In 1918 Deere made a giant leap from plow and implement maker by buying the Waterloo (Iowa) Gas Engine Company and began to manufacture tractors.  At the time a crowded field of some 100 American companies were making and selling tractors. In that competitive environment Deere gained a reputation for vehicles that were relatively lightweight, reliable and less expensive.  Just as a winnowing process was going on in the automotive world, so with tractors.  By the end of the 1920s Deere & Company were prospering and soon to become one of the top three American tractor manufacturers.  Its models became known for yellow wheels, green body and a red seat.



Fast forward to the 1930s.  Deere was going strong with its Model B, shown here in a marble weight, when the Great Depression caused many farmers to default on their implement loans.  According to company lore, no tractors or other Deere equipment were ever repossessed, a policy that likely benefitted the firm’s reputation with farmers.  Deere became synonymous with tractor.


With the outbreak of World War II, Deere & Company expanded.  In addition to a strong Government-backed demand for farm tractors, John Deere manufactured military tractors and transmissions for the M3 tank. It also made aircraft parts, ammunition, and mobile laundry units to support the war effort. During this period the Model H — the one I was “driving” — was dominant, introduced in 1939 and replaced post-war in 1947.  Shown below are two Model H weights.



Fast forward again to 1980 and a weight that shows the kind of tractor required for the giant industrial farms of the present day.  While much of the body of the vehicle have remained unchanged since the past, the plain tractor seat has become an enclosed cab likely with a CD player and other comforts of home.



The same enclosed “cockpits” are in evidence on a 1992 paperweight, one that presents the Gen.
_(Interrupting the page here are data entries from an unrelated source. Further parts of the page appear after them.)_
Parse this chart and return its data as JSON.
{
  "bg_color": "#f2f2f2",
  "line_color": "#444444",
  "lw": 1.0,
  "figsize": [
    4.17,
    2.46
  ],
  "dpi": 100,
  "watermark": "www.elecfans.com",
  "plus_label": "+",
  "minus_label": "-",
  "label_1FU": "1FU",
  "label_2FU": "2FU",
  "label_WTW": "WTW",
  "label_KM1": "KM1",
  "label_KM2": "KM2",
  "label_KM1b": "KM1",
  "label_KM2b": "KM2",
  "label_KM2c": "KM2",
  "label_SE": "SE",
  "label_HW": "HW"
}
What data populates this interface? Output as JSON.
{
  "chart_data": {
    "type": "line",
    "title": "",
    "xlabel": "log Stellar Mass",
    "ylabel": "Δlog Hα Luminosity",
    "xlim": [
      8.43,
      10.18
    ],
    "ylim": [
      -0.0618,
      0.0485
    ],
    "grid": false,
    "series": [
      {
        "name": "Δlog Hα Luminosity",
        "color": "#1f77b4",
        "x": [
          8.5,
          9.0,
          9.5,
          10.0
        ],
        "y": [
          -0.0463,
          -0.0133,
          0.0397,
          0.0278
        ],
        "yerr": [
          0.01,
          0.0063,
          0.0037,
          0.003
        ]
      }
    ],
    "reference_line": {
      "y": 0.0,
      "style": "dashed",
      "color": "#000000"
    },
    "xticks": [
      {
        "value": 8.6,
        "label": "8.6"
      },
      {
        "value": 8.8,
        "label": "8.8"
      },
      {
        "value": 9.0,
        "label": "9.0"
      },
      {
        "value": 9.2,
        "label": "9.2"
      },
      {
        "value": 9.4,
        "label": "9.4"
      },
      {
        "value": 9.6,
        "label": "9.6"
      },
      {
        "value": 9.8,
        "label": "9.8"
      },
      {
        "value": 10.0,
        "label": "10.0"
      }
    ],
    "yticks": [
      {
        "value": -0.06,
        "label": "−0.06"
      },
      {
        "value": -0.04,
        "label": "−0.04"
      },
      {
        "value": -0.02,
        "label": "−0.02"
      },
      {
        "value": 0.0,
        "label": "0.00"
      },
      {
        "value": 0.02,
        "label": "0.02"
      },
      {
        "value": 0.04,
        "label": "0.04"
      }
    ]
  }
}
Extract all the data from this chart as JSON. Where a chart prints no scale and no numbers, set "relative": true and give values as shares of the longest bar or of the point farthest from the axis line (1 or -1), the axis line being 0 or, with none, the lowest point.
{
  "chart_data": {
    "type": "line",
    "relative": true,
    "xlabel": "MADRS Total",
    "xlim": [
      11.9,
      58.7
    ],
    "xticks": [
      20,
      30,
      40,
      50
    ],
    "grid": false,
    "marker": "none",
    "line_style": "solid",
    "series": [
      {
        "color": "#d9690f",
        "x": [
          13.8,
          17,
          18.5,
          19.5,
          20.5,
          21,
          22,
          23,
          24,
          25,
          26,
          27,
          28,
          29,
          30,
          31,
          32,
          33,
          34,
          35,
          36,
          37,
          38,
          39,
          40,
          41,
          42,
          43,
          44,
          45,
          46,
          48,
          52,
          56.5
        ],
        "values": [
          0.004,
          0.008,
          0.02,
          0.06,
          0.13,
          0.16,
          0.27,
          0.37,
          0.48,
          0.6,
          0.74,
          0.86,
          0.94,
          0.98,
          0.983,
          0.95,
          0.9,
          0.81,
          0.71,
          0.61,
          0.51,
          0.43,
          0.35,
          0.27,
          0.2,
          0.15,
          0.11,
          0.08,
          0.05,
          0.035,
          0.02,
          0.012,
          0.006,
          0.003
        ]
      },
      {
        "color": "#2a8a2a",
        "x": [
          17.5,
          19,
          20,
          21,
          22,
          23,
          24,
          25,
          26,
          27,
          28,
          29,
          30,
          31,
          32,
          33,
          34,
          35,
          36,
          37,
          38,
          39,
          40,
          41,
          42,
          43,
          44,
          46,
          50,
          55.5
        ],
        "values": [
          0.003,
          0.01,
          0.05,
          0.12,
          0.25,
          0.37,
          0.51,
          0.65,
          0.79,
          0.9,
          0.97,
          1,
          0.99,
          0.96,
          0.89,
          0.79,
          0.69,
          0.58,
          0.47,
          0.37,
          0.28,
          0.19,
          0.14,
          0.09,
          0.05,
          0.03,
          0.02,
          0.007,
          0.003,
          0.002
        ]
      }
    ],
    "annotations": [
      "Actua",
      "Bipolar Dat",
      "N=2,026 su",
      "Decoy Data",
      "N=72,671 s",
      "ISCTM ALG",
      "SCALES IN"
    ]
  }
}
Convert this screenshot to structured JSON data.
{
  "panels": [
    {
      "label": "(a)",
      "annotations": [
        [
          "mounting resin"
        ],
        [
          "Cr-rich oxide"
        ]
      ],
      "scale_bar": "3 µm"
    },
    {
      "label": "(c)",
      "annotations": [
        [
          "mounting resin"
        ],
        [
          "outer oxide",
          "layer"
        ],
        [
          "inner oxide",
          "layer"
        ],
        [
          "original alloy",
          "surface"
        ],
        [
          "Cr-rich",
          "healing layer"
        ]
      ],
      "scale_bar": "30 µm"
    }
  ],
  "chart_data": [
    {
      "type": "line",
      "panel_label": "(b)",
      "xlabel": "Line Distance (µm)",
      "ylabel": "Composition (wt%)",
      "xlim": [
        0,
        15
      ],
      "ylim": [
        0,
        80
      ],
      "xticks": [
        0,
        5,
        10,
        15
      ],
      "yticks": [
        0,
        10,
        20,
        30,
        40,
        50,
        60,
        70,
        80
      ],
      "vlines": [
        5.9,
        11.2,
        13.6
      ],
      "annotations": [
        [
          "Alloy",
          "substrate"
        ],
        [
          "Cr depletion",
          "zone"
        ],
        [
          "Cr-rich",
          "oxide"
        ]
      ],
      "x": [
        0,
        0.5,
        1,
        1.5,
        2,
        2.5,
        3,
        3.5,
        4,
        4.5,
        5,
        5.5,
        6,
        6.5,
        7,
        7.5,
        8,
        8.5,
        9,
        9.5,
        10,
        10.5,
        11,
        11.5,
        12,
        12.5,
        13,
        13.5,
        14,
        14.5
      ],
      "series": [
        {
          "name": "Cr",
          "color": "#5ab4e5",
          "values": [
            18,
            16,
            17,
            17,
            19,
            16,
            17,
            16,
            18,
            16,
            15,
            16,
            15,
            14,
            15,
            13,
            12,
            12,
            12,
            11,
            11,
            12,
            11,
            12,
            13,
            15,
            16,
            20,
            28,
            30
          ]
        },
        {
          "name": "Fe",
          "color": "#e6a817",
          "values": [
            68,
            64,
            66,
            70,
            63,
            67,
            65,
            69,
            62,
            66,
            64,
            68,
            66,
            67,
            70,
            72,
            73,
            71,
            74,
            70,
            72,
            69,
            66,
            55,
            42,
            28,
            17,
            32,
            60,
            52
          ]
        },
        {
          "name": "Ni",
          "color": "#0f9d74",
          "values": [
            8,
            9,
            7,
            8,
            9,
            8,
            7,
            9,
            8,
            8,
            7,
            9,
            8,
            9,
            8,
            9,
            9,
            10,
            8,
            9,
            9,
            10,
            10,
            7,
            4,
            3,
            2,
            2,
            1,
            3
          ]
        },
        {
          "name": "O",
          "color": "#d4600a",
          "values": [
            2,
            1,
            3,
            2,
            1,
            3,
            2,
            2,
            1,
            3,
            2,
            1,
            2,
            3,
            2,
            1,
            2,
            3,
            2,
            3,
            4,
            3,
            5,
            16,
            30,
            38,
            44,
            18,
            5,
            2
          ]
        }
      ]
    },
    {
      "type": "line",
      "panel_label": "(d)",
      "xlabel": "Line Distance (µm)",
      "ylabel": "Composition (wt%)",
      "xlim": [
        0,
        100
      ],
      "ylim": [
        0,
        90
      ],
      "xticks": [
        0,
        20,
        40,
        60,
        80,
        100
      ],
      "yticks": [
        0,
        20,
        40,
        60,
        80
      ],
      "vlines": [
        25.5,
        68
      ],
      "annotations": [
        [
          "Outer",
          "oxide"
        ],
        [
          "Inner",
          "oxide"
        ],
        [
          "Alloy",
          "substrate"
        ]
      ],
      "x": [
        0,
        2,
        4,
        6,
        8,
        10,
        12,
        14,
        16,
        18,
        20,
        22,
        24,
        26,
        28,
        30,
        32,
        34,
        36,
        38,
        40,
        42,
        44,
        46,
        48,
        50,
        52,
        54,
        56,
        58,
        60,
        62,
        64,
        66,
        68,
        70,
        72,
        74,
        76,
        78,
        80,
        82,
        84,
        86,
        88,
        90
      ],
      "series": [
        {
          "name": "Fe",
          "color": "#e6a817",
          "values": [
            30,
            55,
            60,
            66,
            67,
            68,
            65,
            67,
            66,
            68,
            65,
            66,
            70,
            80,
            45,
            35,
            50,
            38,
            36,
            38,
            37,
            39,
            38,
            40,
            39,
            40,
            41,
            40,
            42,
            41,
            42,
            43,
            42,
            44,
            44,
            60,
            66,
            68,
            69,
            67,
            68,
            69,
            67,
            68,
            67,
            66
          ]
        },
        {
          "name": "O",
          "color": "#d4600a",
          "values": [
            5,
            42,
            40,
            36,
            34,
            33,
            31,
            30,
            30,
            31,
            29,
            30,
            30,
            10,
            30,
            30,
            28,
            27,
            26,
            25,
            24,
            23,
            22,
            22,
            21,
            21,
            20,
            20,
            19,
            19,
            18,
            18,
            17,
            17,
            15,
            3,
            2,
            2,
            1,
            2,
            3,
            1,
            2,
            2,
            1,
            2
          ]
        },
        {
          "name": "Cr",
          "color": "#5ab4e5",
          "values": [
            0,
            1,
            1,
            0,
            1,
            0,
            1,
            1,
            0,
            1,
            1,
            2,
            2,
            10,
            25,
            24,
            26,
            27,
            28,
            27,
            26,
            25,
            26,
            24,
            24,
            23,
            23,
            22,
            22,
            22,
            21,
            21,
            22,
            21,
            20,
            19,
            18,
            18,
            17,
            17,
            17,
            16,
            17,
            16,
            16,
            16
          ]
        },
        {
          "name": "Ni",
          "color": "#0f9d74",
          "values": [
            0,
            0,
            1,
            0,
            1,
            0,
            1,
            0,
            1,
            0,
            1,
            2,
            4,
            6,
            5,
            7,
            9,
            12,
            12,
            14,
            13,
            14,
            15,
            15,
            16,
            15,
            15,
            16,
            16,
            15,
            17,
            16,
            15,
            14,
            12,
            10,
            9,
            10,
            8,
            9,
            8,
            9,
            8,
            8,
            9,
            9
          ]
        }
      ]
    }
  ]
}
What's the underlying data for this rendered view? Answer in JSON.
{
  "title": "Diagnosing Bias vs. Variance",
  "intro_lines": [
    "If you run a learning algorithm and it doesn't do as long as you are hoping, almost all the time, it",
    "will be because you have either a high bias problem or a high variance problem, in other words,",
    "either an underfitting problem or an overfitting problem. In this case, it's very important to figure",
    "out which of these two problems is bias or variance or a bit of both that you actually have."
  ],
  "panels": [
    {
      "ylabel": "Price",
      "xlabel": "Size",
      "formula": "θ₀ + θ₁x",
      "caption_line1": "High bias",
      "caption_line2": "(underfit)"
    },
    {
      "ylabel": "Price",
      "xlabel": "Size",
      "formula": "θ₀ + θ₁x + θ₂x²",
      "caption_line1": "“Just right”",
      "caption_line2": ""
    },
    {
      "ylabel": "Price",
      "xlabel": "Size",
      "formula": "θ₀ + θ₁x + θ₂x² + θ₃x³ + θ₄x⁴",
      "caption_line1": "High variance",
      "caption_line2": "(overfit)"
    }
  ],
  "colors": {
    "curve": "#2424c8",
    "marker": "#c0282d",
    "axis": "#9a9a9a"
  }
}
II model and the 7000 series.  Note that the latter breaks from the traditional look of large wheels in the rear and smaller ones up front.  In recent years Deere, with headquarters in Moline, Illinois, has been the largest farm machinery company in the world, employing some 87,000 workers, half of them in the US and Canada.  The Waterloo Works, noted on the weights, provides power systems and engines.



I end this post with a photo of the first tractor ever used on my Grandfather’s farm, taken around 1922. Given the precarious nature of the family finances, it likely was a used vehicle.  Possibly a Deere;  probably not.  At the wheel is my mother at about 15 years old and the family’s “designated driver.”  Having graduated to the tractor from driving a team of horses pulling a plow, no wonder she is smiling.